A lui fa eco Isaia: «Ogni uomo è come l’erba e tutta la sua gloria è come un fiore del campo: secca l’erba, il fiore appassisce quando il soffio del Signore spira su di essi» (40,6-7). Ma anche san Pietro nella sua Prima lettera contrapporrà alla Parola divina, ferma, stabile e indistruttibile, «i mortali che sono come l’erba e ogni loro splendore è come fiore d’erba: l’erba inaridisce e i fiori cadono; solo la parola del Signore rimane in eterno» (1,24-25).
C’è, dunque, una prima fragilità che è legata al limite creaturale, al nostro essere prigionieri del tempo che finisce e dello spazio che ci circoscrive. In questa luce si delineano tante figure che rivelano la consapevolezza della loro debolezza strutturale, dell’avere – per usare una celebre immagine paolina – «un tesoro in vasi di creta» (2Cor 4,7).
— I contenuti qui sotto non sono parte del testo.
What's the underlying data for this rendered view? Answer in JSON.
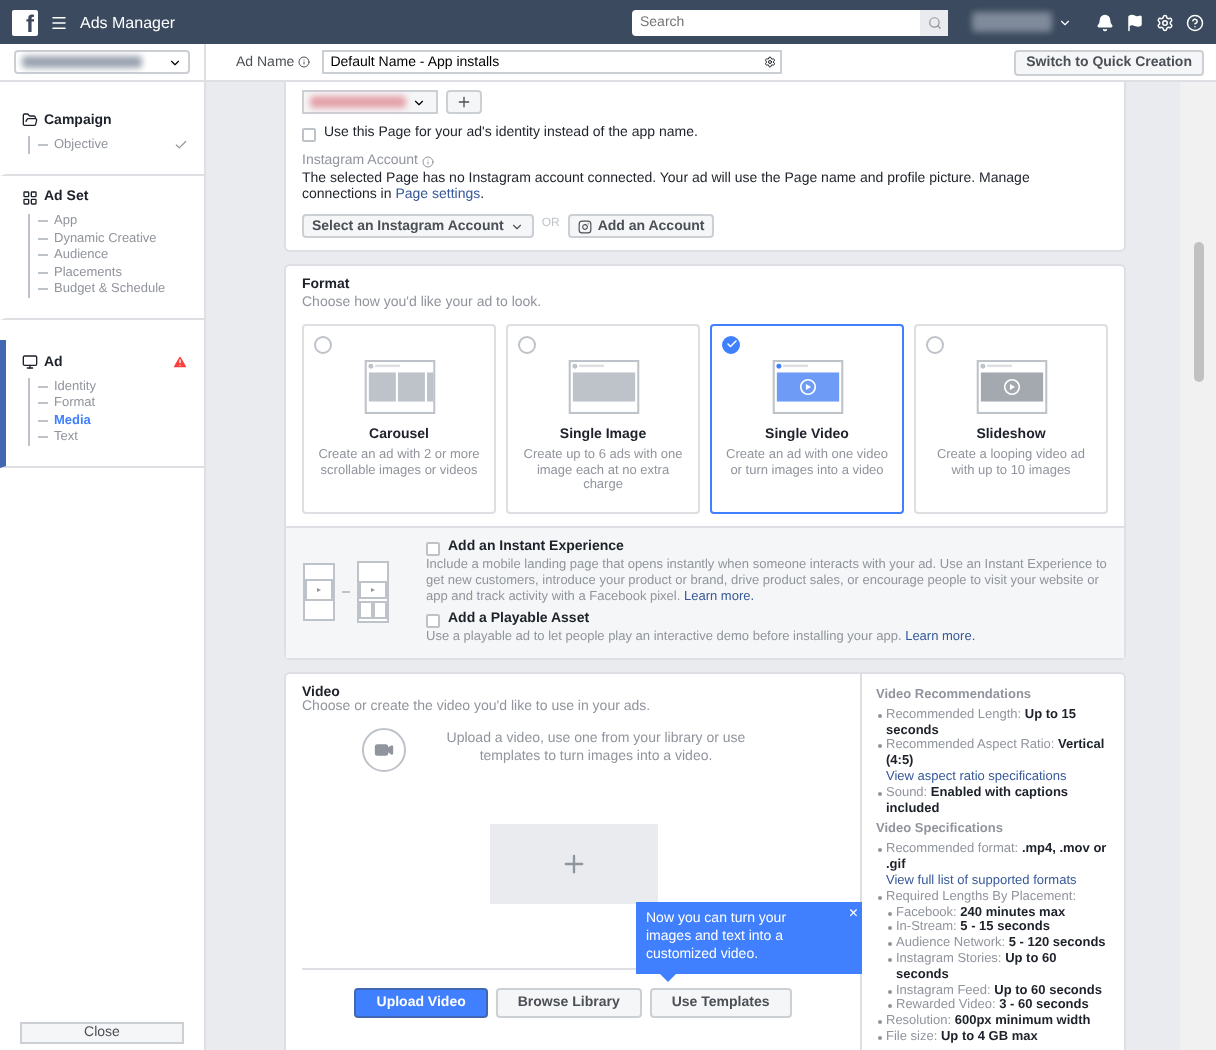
{
  "topbar": {
    "logo": "f",
    "app_title": "Ads Manager",
    "search": {
      "placeholder": "Search"
    }
  },
  "header": {
    "ad_name_label": "Ad Name",
    "ad_name_value": "Default Name - App installs",
    "quick_creation_button": "Switch to Quick Creation"
  },
  "sidebar": {
    "sections": [
      {
        "title": "Campaign",
        "kind": "campaign",
        "warning": false,
        "selected": false,
        "items": [
          {
            "label": "Objective",
            "done": true,
            "selected": false
          }
        ]
      },
      {
        "title": "Ad Set",
        "kind": "adset",
        "warning": false,
        "selected": false,
        "items": [
          {
            "label": "App",
            "done": false,
            "selected": false
          },
          {
            "label": "Dynamic Creative",
            "done": false,
            "selected": false
          },
          {
            "label": "Audience",
            "done": false,
            "selected": false
          },
          {
            "label": "Placements",
            "done": false,
            "selected": false
          },
          {
            "label": "Budget & Schedule",
            "done": false,
            "selected": false
          }
        ]
      },
      {
        "title": "Ad",
        "kind": "ad",
        "warning": true,
        "selected": true,
        "items": [
          {
            "label": "Identity",
            "done": false,
            "selected": false
          },
          {
            "label": "Format",
            "done": false,
            "selected": false
          },
          {
            "label": "Media",
            "done": false,
            "selected": true
          },
          {
            "label": "Text",
            "done": false,
            "selected": false
          }
        ]
      }
    ],
    "close_button": "Close"
  },
  "identity": {
    "page_identity": {
      "label": "Use this Page for your ad's identity instead of the app name.",
      "checked": false
    },
    "instagram_label": "Instagram Account",
    "instagram_text": "The selected Page has no Instagram account connected. Your ad will use the Page name and profile picture. Manage connections in",
    "instagram_link": "Page settings",
    "instagram_link_suffix": ".",
    "select_button": "Select an Instagram Account",
    "or": "OR",
    "add_button": "Add an Account"
  },
  "format": {
    "title": "Format",
    "subtitle": "Choose how you'd like your ad to look.",
    "options": [
      {
        "kind": "carousel",
        "title": "Carousel",
        "description": "Create an ad with 2 or more scrollable images or videos",
        "selected": false
      },
      {
        "kind": "image",
        "title": "Single Image",
        "description": "Create up to 6 ads with one image each at no extra charge",
        "selected": false
      },
      {
        "kind": "video",
        "title": "Single Video",
        "description": "Create an ad with one video or turn images into a video",
        "selected": true
      },
      {
        "kind": "slideshow",
        "title": "Slideshow",
        "description": "Create a looping video ad with up to 10 images",
        "selected": false
      }
    ],
    "extras": [
      {
        "label": "Add an Instant Experience",
        "description": "Include a mobile landing page that opens instantly when someone interacts with your ad. Use an Instant Experience to get new customers, introduce your product or brand, drive product sales, or encourage people to visit your website or app and track activity with a Facebook pixel.",
        "link": "Learn more.",
        "checked": false
      },
      {
        "label": "Add a Playable Asset",
        "description": "Use a playable ad to let people play an interactive demo before installing your app.",
        "link": "Learn more.",
        "checked": false
      }
    ]
  },
  "video": {
    "title": "Video",
    "subtitle": "Choose or create the video you'd like to use in your ads.",
    "hint": "Upload a video, use one from your library or use templates to turn images into a video.",
    "buttons": [
      {
        "label": "Upload Video",
        "kind": "primary"
      },
      {
        "label": "Browse Library",
        "kind": "secondary"
      },
      {
        "label": "Use Templates",
        "kind": "secondary"
      }
    ],
    "tooltip": {
      "text": "Now you can turn your images and text into a customized video.",
      "close": "×"
    }
  },
  "specs": [
    {
      "title": "Video Recommendations",
      "items": [
        {
          "label": "Recommended Length:",
          "value": "Up to 15 seconds"
        },
        {
          "label": "Recommended Aspect Ratio:",
          "value": "Vertical (4:5)",
          "link": "View aspect ratio specifications"
        },
        {
          "label": "Sound:",
          "value": "Enabled with captions included"
        }
      ]
    },
    {
      "title": "Video Specifications",
      "items": [
        {
          "label": "Recommended format:",
          "value": ".mp4, .mov or .gif",
          "link": "View full list of supported formats"
        },
        {
          "label": "Required Lengths By Placement:",
          "children": [
            {
              "label": "Facebook:",
              "value": "240 minutes max"
            },
            {
              "label": "In-Stream:",
              "value": "5 - 15 seconds"
            },
            {
              "label": "Audience Network:",
              "value": "5 - 120 seconds"
            },
            {
              "label": "Instagram Stories:",
              "value": "Up to 60 seconds"
            },
            {
              "label": "Instagram Feed:",
              "value": "Up to 60 seconds"
            },
            {
              "label": "Rewarded Video:",
              "value": "3 - 60 seconds"
            }
          ]
        },
        {
          "label": "Resolution:",
          "value": "600px minimum width"
        },
        {
          "label": "File size:",
          "value": "Up to 4 GB max"
        }
      ]
    }
  ]
}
Pensiamo, ad esempio, a Mosè e al suo reiterato tentativo di sottrarsi alla sua missione, nella certezza di una impreparazione e di un ostacolo di fondo: «Mio Signore, io non sono un buon parlatore, non lo sono mai stato prima, sono impacciato di bocca e di lingua» (Es 4,10). Così Geremia non esiterà a obiettare: «Signore Dio, io non so parlare, perché sono giovane» (1,6). E lo stesso Salomone, nella notte antecedente alla sua intronizzazione, confessa a Dio: «Sono un ragazzo e non so come regolarmi» (1Re 3,7). Dopo tutto, l’intero popolo d’Israele nella sua storia secolare rivela un’immaturità sostanziale, a partire dalla nostalgia della schiavitù, pur di non rischiare l’avventura della libertà nel deserto e nella ricerca della terra promessa.
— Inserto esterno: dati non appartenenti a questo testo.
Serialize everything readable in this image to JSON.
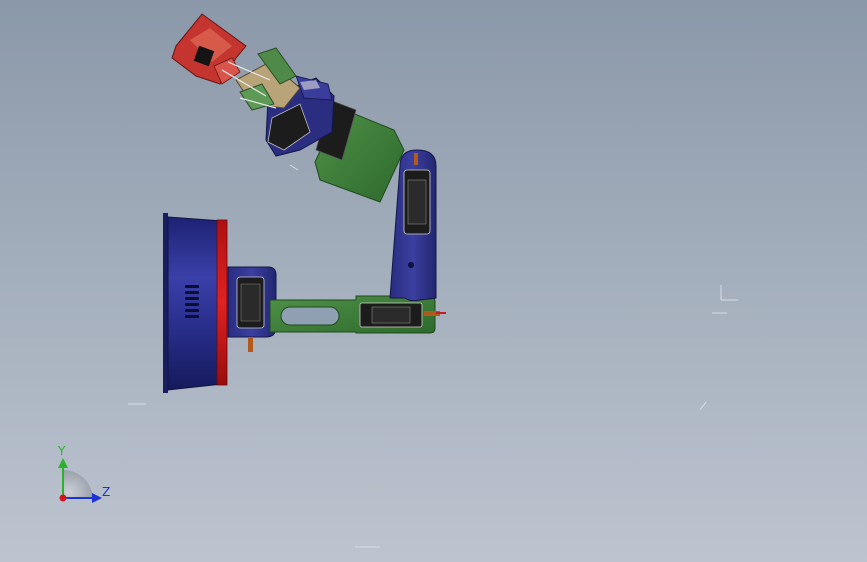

Gesù nella sua predicazione ha illustrato in modo vigoroso l’instabilità soprattutto dei giovani. Chi non ricorda la scenetta dei ragazzi che non s’accordano sul gioco da fare in piazza, se mimare un funerale o un matrimonio, e così perdono il tempo del divertimento (Mt 11,16-17)? Oppure, come non evocare la vicenda dei due figli difficili della parabola di Matteo 21,28-31, l’uno tutto parole e niente fatti e l’altro sgarbato e sguaiato ma alla fine buono?
È impressionante, ma proprio sulla base della verità dell’incarnazione, anche Cristo è rappresentato fragile nel momento della morte, quando implora il Padre di evitargli quel calice avvelenato (Mc 14,36) e la Lettera agli Ebrei non esita a dichiarare che Gesù «È in grado di sentire giusta compassione per quelli che sono nell’ignoranza e nell’errore, essendo anch’egli rivestito di debolezza» (5,2). Similmente san Paolo, che ci ha lasciato nel cap. 7 della Lettera ai Romani un ritratto vigoroso della frattura profonda dell’anima umana, si vedrà costretto a «vantarsi della sua debolezza», riconoscendo la sua fragilità (2Cor 11,30) e la spina che lo tormenta nella carne e nella vita.
2 La peccaminosità
A questo punto c’è da lasciare spazio all’altro profilo della finitudine creaturale, quello della sua peccaminosità. Non bisogna, infatti, ignorare che la pagina di antropologia che apre la Bibbia e ne costituisce il punto di riferimento capitale (Gen 2-3) comprende proprio la « frattura » delle tre relazioni costitutive dell’essere adam, ossia uomini: quella che intercorre con Dio dal quale si riceve la vita, la libertà e la coscienza; il rapporto col proprio simile, incarnato dalla donna; e infine il nesso con la materia, col creato, con gli animali.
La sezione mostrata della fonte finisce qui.